The Court set forth Congress’ various findings, noting that Congress found that without the minimum coverage provision other provisions in PPACA, in particular the bar denying coverage to individuals with preexisting conditions and the community rating requirement prohibiting the charging of higher rates to individuals based on their medical history, would increase the incentives for individuals to wait to purchase health insurance until they needed care. The Court explored the debate over whether the provision regulates activity in the market of health insurance or in the market of health care, and concludes that Congress was concerned that individuals maintain minimum coverage not as an end in itself but because of the economic implications on the broader health care market. Analyzing whether the regulation is proper, the Court explained that “[v]irtually everyone participates in the market for health care delivery, and they finance these services by either purchasing an insurance policy or by self-insuring.”
Thus, the Court concluded that the minimum coverage provision is a regulation on the activity of participating in the national market for health care delivery and specifically the activity of self-insuring for the cost of these services.
In his concurring opinion, Judge Sutton noted that federal law, the Emergency Medical Treatment and Active Labor Act (commonly known as “EMTALA”), and several state laws require hospitals to accept many patients without regard to their capacity to pay and that a culture of compassion leads hospitals and doctors to treat many others in the same way. Through EMTALA, the federal government subsidizes some of these costs. Hospitals and doctors internalize other costs, and they share others by raising prices. Judge Sutton went on to posture, if Congress has the power to regulate the national healthcare market, as all seem to agree, it is difficult to see why it lacks authority to regulate a unique feature of that market by requiring all to pay now in affordable premiums for what virtually none can pay later in the form of, say, $100,000 (or more) of medical bills prompted by a medical emergency. Accordingly, Judge Sutton reasoned that when Congress guarantees a benefit for all (by securing certain types of medical care) it may regulate that benefit by requiring Americans to pay for it.

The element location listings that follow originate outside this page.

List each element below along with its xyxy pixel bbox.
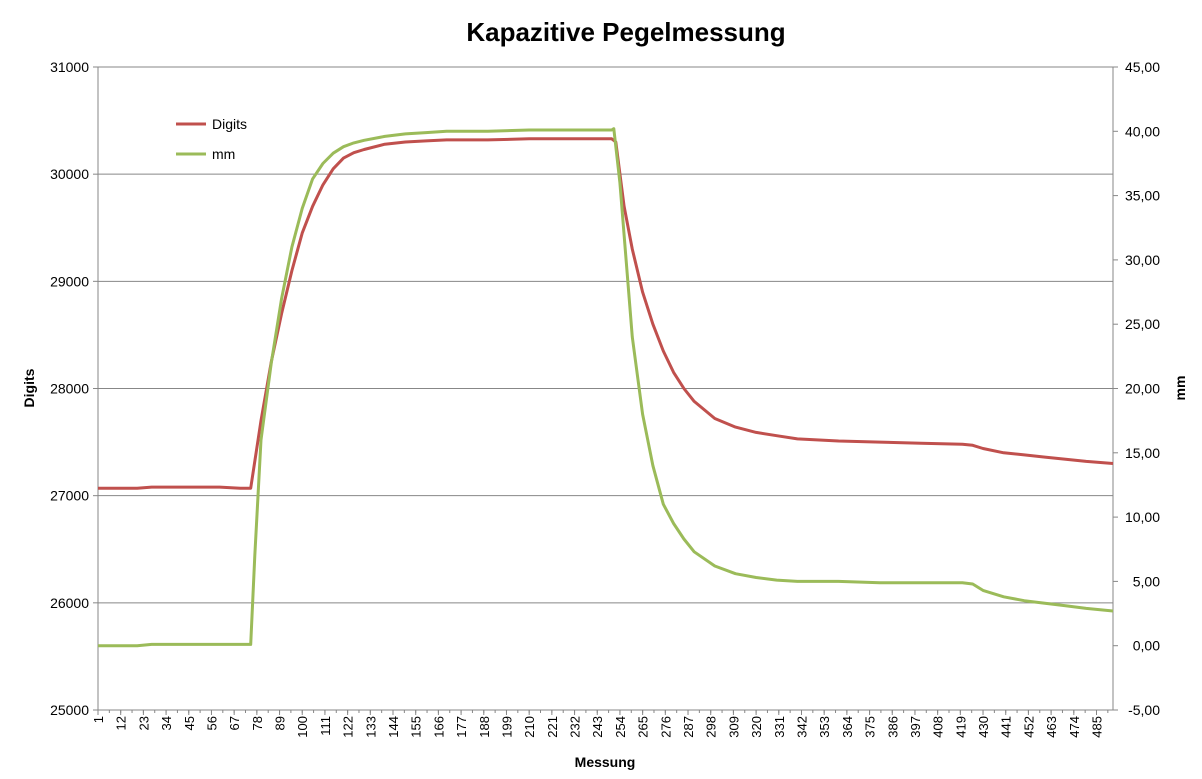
x-tick-label: 298	[704, 716, 719, 738]
x-tick-label: 287	[681, 716, 696, 738]
y-right-axis-label: mm	[1172, 376, 1188, 401]
y-right-tick-label: 0,00	[1133, 638, 1160, 654]
y-left-tick-label: 26000	[50, 595, 89, 611]
x-tick-label: 342	[794, 716, 809, 738]
x-tick-label: 221	[545, 716, 560, 738]
x-tick-label: 364	[840, 716, 855, 738]
x-tick-label: 100	[295, 716, 310, 738]
x-tick-label: 1	[91, 716, 106, 723]
x-tick-label: 78	[250, 716, 265, 730]
x-ticks: 1 12 23 34 45 56 67 78 89 100 111 122 133 144 155 166 17…	[91, 710, 1109, 738]
x-tick-label: 210	[522, 716, 537, 738]
x-tick-label: 265	[636, 716, 651, 738]
y-left-ticks: 25000 26000 27000 28000 29000 30000 31000	[50, 59, 98, 718]
chart-title: Kapazitive Pegelmessung	[466, 17, 785, 47]
x-tick-label: 397	[908, 716, 923, 738]
x-tick-label: 375	[863, 716, 878, 738]
x-tick-label: 122	[341, 716, 356, 738]
x-tick-label: 67	[227, 716, 242, 730]
x-tick-label: 34	[159, 716, 174, 730]
y-right-ticks: -5,00 0,00 5,00 10,00 15,00 20,00 25,00 30,00 35…	[1113, 59, 1160, 718]
x-tick-label: 45	[182, 716, 197, 730]
x-tick-label: 463	[1044, 716, 1059, 738]
y-right-tick-label: 15,00	[1125, 445, 1160, 461]
y-right-tick-label: 40,00	[1125, 123, 1160, 139]
y-right-tick-label: 5,00	[1133, 573, 1160, 589]
x-tick-label: 485	[1089, 716, 1104, 738]
x-tick-label: 309	[726, 716, 741, 738]
x-axis-label: Messung	[575, 754, 636, 770]
y-right-tick-label: 45,00	[1125, 59, 1160, 75]
y-left-tick-label: 25000	[50, 702, 89, 718]
x-tick-label: 188	[477, 716, 492, 738]
legend: Digits mm	[176, 116, 247, 162]
y-left-tick-label: 29000	[50, 273, 89, 289]
y-left-tick-label: 30000	[50, 166, 89, 182]
x-tick-label: 452	[1021, 716, 1036, 738]
x-tick-label: 408	[931, 716, 946, 738]
x-tick-label: 177	[454, 716, 469, 738]
y-right-tick-label: 25,00	[1125, 316, 1160, 332]
x-tick-label: 111	[318, 716, 333, 736]
x-tick-label: 243	[590, 716, 605, 738]
x-tick-label: 155	[409, 716, 424, 738]
y-right-tick-label: 35,00	[1125, 188, 1160, 204]
x-tick-label: 276	[658, 716, 673, 738]
y-right-tick-label: 30,00	[1125, 252, 1160, 268]
x-tick-label: 419	[953, 716, 968, 738]
legend-label-digits: Digits	[212, 116, 247, 132]
series-lines	[98, 127, 1114, 648]
y-left-tick-label: 27000	[50, 488, 89, 504]
x-tick-label: 232	[568, 716, 583, 738]
y-right-tick-label: -5,00	[1128, 702, 1160, 718]
x-tick-label: 56	[204, 716, 219, 730]
x-tick-label: 254	[613, 716, 628, 738]
y-left-tick-label: 31000	[50, 59, 89, 75]
x-tick-label: 430	[976, 716, 991, 738]
x-tick-label: 474	[1067, 716, 1082, 738]
x-tick-label: 23	[136, 716, 151, 730]
x-tick-label: 89	[273, 716, 288, 730]
x-tick-label: 353	[817, 716, 832, 738]
x-tick-label: 133	[363, 716, 378, 738]
x-tick-label: 331	[772, 716, 787, 738]
x-tick-label: 199	[499, 716, 514, 738]
x-tick-label: 441	[999, 716, 1014, 738]
series-line-mm	[98, 127, 1114, 648]
x-tick-label: 386	[885, 716, 900, 738]
y-left-axis-label: Digits	[21, 368, 37, 407]
y-left-tick-label: 28000	[50, 381, 89, 397]
y-right-tick-label: 10,00	[1125, 509, 1160, 525]
x-tick-label: 144	[386, 716, 401, 738]
x-tick-label: 12	[114, 716, 129, 730]
y-right-tick-label: 20,00	[1125, 381, 1160, 397]
legend-label-mm: mm	[212, 146, 235, 162]
x-tick-label: 166	[431, 716, 446, 738]
x-tick-label: 320	[749, 716, 764, 738]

Given the Court’s conclusion that the minimum coverage provision is a valid exercise of legislative power by Congress under the Commerce Clause, the Court declined to address whether the provision is authorized as a tax by the General Welfare Clause.
Bottom Line for Employers
This decision clearly is not the final decision regarding the validity of PPACA, and the constitutional validity of the act seems destined for review by the United States Supreme Court. There are several court cases considering challenges to PPACA, at least one of which has questioned the validity of the entire act. Despite these challenges, the regulatory agencies charged with implementing PPACA are moving ahead with implementing rules and regulations. Some of the provisions of PPACA are in effect now, and others become effective over a staggered period of time. Accordingly, employers are well advised to administer their heath care programs in full compliance with PPACA’s new requirements and to stay informed of government notices regarding implementation of these new requirements even while staying mindful of the continuing litigation.